JUNEAU, Alaska (AP) — Hundreds of Alaska residents gathered to celebrate one of the state’s civil rights icons, whose image will soon appear on a U.S. gold dollar.
The Alaska Native Brotherhood and Alaska Native Sisterhood sponsored the event in Juneau Sunday to honor Elizabeth Peratrovich, The Juneau Empire reported.
The U.S. Mint announced in October that the member of Tlingit Nation will become the first Alaska Native to appear on U.S. currency. The collectible coin is scheduled to go on sale this year as part of the mint’s Native American $1 Coin program.
The Elizabeth Peratrovich Day event at the Juneau Tlingit and Haida Community Council marked the 75th anniversary of a famed speech by Peratrovich before the territorial legislature of Alaska.

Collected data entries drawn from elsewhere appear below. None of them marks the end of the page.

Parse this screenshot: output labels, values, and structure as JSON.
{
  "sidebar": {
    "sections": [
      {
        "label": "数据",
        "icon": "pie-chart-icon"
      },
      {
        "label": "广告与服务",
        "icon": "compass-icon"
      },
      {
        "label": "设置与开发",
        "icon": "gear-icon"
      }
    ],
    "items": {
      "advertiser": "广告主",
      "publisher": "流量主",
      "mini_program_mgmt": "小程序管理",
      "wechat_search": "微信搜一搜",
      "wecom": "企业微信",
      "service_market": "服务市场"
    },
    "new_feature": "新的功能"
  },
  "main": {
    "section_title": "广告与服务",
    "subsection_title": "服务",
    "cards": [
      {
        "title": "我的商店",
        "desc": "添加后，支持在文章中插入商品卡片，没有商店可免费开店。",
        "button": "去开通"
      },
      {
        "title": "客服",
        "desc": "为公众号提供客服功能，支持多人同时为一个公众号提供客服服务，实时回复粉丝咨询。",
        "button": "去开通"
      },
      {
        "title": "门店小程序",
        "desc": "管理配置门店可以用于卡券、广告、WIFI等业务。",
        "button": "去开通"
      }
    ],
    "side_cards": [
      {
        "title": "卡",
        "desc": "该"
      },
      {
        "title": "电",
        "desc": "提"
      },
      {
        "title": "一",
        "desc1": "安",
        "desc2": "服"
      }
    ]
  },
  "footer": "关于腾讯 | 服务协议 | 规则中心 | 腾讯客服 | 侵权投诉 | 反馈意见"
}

Elizabeth Peratrovich Day, established in February 1988, celebrates her 1945 speech in support of the Anti-Discrimination Act, which was designed to outlaw discriminatory practices against Alaska Natives across much of the territory.

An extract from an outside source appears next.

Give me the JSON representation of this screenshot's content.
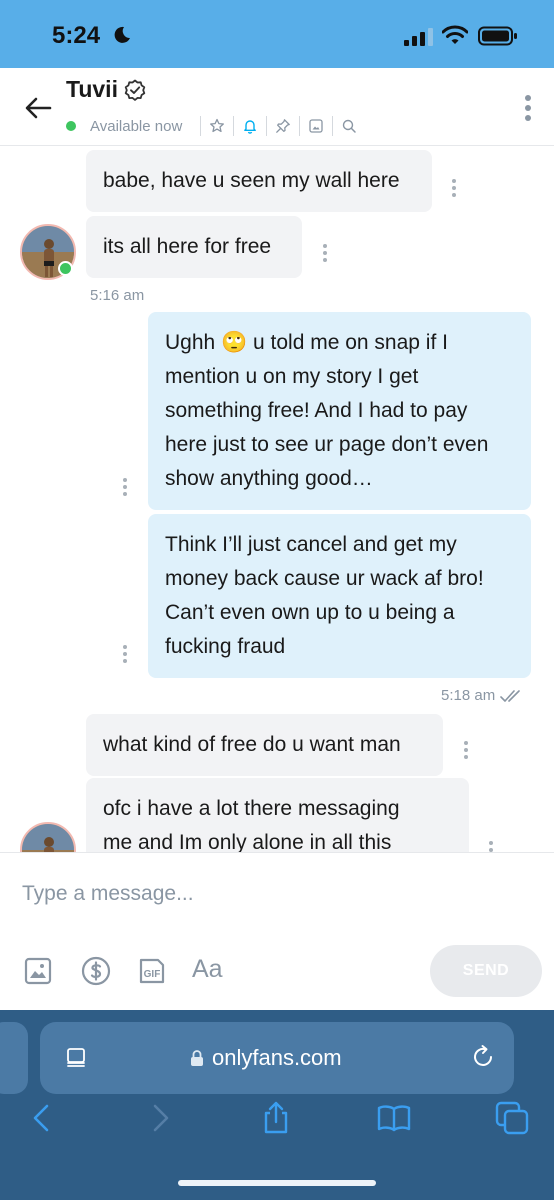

“I would not have expected that I, who am barely out of savagery, would have to remind gentlemen with 5,000 years of recorded civilization behind them of our Bill of Rights,” Peratrovich said, firing back at a senator who had wondered aloud why Alaska Natives should be afforded equal rights.

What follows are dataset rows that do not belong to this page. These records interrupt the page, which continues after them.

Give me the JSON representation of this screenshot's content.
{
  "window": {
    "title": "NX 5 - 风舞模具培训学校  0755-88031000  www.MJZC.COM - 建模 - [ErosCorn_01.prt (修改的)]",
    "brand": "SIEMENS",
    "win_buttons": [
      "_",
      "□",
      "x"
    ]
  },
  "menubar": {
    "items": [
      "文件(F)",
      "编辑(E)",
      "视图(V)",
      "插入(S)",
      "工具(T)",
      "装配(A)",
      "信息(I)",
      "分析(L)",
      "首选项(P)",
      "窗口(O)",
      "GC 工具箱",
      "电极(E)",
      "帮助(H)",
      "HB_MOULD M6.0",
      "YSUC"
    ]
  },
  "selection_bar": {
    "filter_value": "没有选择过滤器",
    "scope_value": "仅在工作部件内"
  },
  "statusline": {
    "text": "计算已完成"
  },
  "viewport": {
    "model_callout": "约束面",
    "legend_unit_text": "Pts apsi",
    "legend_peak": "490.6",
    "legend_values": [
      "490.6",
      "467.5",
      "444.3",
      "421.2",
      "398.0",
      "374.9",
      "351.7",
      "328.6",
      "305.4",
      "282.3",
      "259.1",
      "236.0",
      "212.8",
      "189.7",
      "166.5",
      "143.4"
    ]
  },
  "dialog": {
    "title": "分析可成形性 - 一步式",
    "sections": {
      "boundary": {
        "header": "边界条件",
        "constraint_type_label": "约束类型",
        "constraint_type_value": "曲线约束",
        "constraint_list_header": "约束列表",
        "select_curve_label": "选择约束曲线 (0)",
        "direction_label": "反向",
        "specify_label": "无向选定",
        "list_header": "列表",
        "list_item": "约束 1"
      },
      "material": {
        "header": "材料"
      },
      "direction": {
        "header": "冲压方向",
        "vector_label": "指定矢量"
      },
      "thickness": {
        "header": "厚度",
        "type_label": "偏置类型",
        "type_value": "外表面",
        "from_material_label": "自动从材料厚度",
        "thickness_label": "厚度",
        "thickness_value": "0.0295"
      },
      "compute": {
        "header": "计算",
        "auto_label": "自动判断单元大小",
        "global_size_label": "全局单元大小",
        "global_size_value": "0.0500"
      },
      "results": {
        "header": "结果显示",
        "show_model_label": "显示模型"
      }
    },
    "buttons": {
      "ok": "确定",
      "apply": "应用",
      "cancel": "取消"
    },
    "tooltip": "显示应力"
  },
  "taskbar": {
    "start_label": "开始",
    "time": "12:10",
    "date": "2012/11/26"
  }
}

Alicia Maryott of the Alaska Native Sisterhood exhorted the crowd in Juneau to follow Peratrovich’s example in standing up to injustice, especially considering the state’s large number of missing and murdered indigenous people.
“Ms. Peratrovich made it clear that asking for equal rights implies that they’re someone else’s to give,” Maryott said. “As we honor her today, let’s remember her resilience.”